Apple has now used the iPhone 17 Pro to help cover an entire professional soccer match live, marking what appears to be the first full-match broadcast built around the phone in a real top-level sports production setting. The report, citing coverage from AppleInsider, says the setup was used during the May 24 MLS match between LA Galaxy and Houston Dynamo FC.
According to Apple, one of the main reasons for using the phone is flexibility. Because the hardware is much smaller than conventional broadcast cameras, crews can place it in spots that would normally be difficult or impossible to use. That opens the door to more dynamic views around pregame warmups, player introductions, tunnel shots, inside-the-net camera angles, and atmosphere footage close to the pitch.
Audience feedback suggests that this is where the phone performed best. Close-up shots, low-angle field views, and specialty positions near players or inside the goal created a more immersive feel, and those sequences reportedly drew a lot of positive attention on social platforms. In scenes where the camera could stay tight on the action or focus on cinematic details, the results came across as fresh and engaging.
The challenge showed up when the production had to rely on the phone for wide match coverage. During faster stretches of play, some viewers in Reddit discussion threads said the broader camera view looked less convincing. Complaints included visible compression, repeated refocusing, shakier tracking, and heavier image processing when the action moved quickly across the frame.

Some viewers also pointed to the grass texture during pans and transitions, saying the field occasionally looked smeared or muddy, especially on larger TV screens. That kind of issue is less noticeable in quick highlight clips, but it becomes easier to spot when a device is responsible for sustained live coverage of a full game.
Even so, not all of the response was negative. Several viewers felt the overall presentation still held up reasonably well for much of the match, and some even said the specialty and close-focus shots looked sharper or more interesting than the main wide-angle feed. That lines up with Apple’s broader pitch: the phone isn’t just replacing traditional cameras outright, but giving sports crews a way to create different perspectives that feel more intimate and immediate.

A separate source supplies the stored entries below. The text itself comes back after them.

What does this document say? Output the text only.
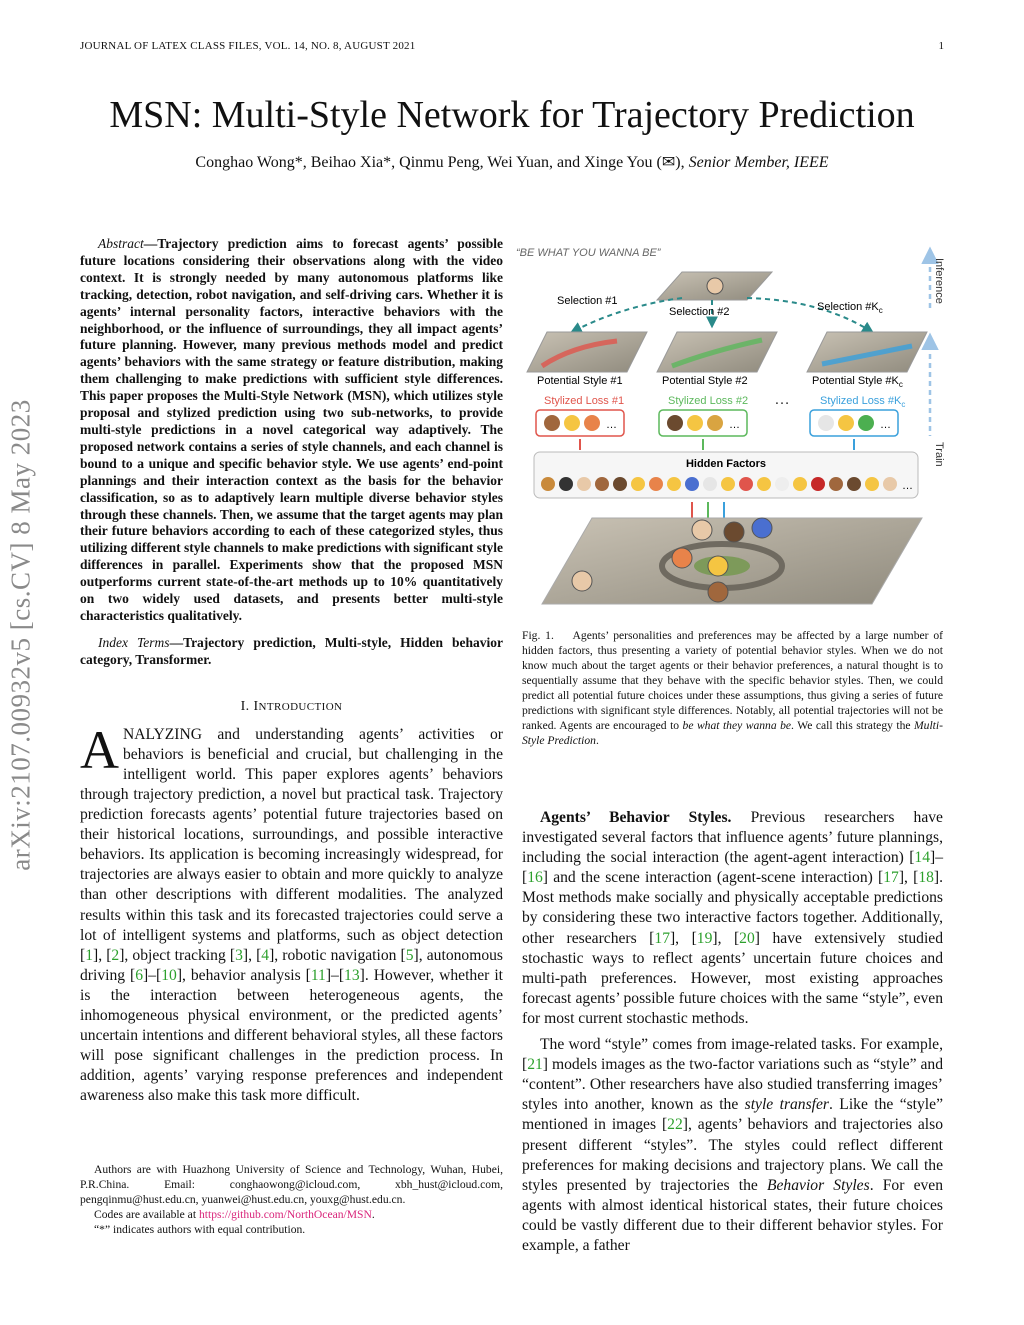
JOURNAL OF LATEX CLASS FILES, VOL. 14, NO. 8, AUGUST 2021	1
MSN: Multi-Style Network for Trajectory Prediction
Conghao Wong*, Beihao Xia*, Qinmu Peng, Wei Yuan, and Xinge You (✉), Senior Member, IEEE
arXiv:2107.00932v5 [cs.CV] 8 May 2023

Abstract—Trajectory prediction aims to forecast agents’ possible future locations considering their observations along with the video context. It is strongly needed by many autonomous platforms like tracking, detection, robot navigation, and self-driving cars. Whether it is agents’ internal personality factors, interactive behaviors with the neighborhood, or the influence of surroundings, they all impact agents’ future planning. However, many previous methods model and predict agents’ behaviors with the same strategy or feature distribution, making them challenging to make predictions with sufficient style differences. This paper proposes the Multi-Style Network (MSN), which utilizes style proposal and stylized prediction using two sub-networks, to provide multi-style predictions in a novel categorical way adaptively. The proposed network contains a series of style channels, and each channel is bound to a unique and specific behavior style. We use agents’ end-point plannings and their interaction context as the basis for the behavior classification, so as to adaptively learn multiple diverse behavior styles through these channels. Then, we assume that the target agents may plan their future behaviors according to each of these categorized styles, thus utilizing different style channels to make predictions with significant style differences in parallel. Experiments show that the proposed MSN outperforms current state-of-the-art methods up to 10% quantitatively on two widely used datasets, and presents better multi-style characteristics qualitatively.

Index Terms—Trajectory prediction, Multi-style, Hidden behavior category, Transformer.

I. INTRODUCTION
ANALYZING and understanding agents’ activities or behaviors is beneficial and crucial, but challenging in the intelligent world. This paper explores agents’ behaviors through trajectory prediction, a novel but practical task. Trajectory prediction forecasts agents’ potential future trajectories based on their historical locations, surroundings, and possible interactive behaviors. Its application is becoming increasingly widespread, for trajectories are always easier to obtain and more quickly to analyze than other descriptions with different modalities. The analyzed results within this task and its forecasted trajectories could serve a lot of intelligent systems and platforms, such as object detection [1], [2], object tracking [3], [4], robotic navigation [5], autonomous driving [6]–[10], behavior analysis [11]–[13]. However, whether it is the interaction between heterogeneous agents, the inhomogeneous physical environment, or the predicted agents’ uncertain intentions and different behavioral styles, all these factors will pose significant challenges in the prediction process. In addition, agents’ varying response preferences and independent awareness also make this task more difficult.

Authors are with Huazhong University of Science and Technology, Wuhan, Hubei, P.R.China. Email: conghaowong@icloud.com, xbh_hust@icloud.com, pengqinmu@hust.edu.cn, yuanwei@hust.edu.cn, youxg@hust.edu.cn.

Codes are available at https://github.com/NorthOcean/MSN.

“*” indicates authors with equal contribution.

“BE WHAT YOU WANNA BE”
Inference
Train
Selection #1
Selection #2	Selection $\#K_c$
Potential Style #1	Potential Style #2	Potential Style $\#K_c$
Stylized Loss #1	Stylized Loss #2	Stylized Loss $\#K_c$
…
…	…	…
Hidden Factors
…
Fig. 1. Agents’ personalities and preferences may be affected by a large number of hidden factors, thus presenting a variety of potential behavior styles. When we do not know much about the target agents or their behavior preferences, a natural thought is to sequentially assume that they behave with the specific behavior styles. Then, we could predict all potential future choices under these assumptions, thus giving a series of future predictions with significant style differences. Notably, all potential trajectories will not be ranked. Agents are encouraged to be what they wanna be. We call this strategy the Multi-Style Prediction.

Agents’ Behavior Styles. Previous researchers have investigated several factors that influence agents’ future plannings, including the social interaction (the agent-agent interaction) [14]–[16] and the scene interaction (agent-scene interaction) [17], [18]. Most methods make socially and physically acceptable predictions by considering these two interactive factors together. Additionally, other researchers [17], [19], [20] have extensively studied stochastic ways to reflect agents’ uncertain future choices and multi-path preferences. However, most existing approaches forecast agents’ possible future choices with the same “style”, even for most current stochastic methods.

The word “style” comes from image-related tasks. For example, [21] models images as the two-factor variations such as “style” and “content”. Other researchers have also studied transferring images’ styles into another, known as the style transfer. Like the “style” mentioned in images [22], agents’ behaviors and trajectories also present different “styles”. The styles could reflect different preferences for making decisions and trajectory plans. We call the styles presented by trajectories the Behavior Styles. For even agents with almost identical historical states, their future choices could be vastly different due to their different behavior styles. For example, a father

In that sense, this test says as much about workflow as image quality. Apple appears to be pushing the idea that an iPhone 17 Pro can take on a meaningful role in professional live production, especially in positions where a full-sized camera is too bulky or restrictive. The experiment also made it clear that while the phone can shine in specialty shots, the demands of a complete soccer live broadcast still expose the limits of mobile hardware when it comes to sustained wide-angle sports coverage.